ERIC Number: ED262383
Record Type: Non-Journal
Publication Date: 1985-Sep
Reference Count: N/A
Means to an End: Strategies in Childhood Directive Comprehension. Technical Report No. 341.
Liebling, Cheryl Rappaport
Sixty children, 20 from each of grades 1, 3, and 5 served as subjects in a study that examined how elementary school age children realize the intent of directives embedded within written and picture book narratives. Directives were defined as the range of language forms used to direct actions (imperative statement, need/want statement, permission request, explicit question, nonexplicit question, and hint).

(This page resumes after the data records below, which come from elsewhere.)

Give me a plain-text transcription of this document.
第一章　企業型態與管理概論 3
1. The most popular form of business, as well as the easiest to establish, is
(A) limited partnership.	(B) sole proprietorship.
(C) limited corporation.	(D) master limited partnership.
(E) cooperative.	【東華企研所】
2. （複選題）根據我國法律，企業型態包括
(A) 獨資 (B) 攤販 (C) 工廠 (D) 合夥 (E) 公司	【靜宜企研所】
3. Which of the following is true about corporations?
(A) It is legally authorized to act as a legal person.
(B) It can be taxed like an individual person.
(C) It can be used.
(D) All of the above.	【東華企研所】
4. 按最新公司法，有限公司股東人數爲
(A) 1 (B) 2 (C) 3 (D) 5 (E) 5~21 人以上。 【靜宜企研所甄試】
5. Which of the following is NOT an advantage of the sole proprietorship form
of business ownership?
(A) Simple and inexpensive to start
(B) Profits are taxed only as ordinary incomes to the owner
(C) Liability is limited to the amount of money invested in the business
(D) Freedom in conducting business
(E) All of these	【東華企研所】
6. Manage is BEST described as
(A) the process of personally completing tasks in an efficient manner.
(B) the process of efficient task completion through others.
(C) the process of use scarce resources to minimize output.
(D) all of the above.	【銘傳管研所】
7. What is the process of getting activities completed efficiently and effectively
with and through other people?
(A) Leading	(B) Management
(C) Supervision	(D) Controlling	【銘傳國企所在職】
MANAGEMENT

The children read the written stories and listened to the picture book stories prior to answering questions concerning pragmatic relations expressed in the texts. The findings indicated that alternative directive processing strategies evolved as the children gained experience in varying language choice in different social settings. These strategies--reciprocity, reflexivity, and reasoning--reflected a gradual shift in the children's thinking from reliance on situational context to consideration of the relationship of form, function, and context in comprehension. A reasoning processing strategy emerged as the children developed a cognitive model of pragmatic relations in conversation. (Author/HOD)
Publication Type: Reports - Research
Education Level: N/A
Sponsor: National Inst. of Education (ED), Washington, DC.
Authoring Institution: Illinois Univ., Urbana. Center for the Study of Reading.; Bolt, Beranek and Newman, Inc., Cambridge, MA.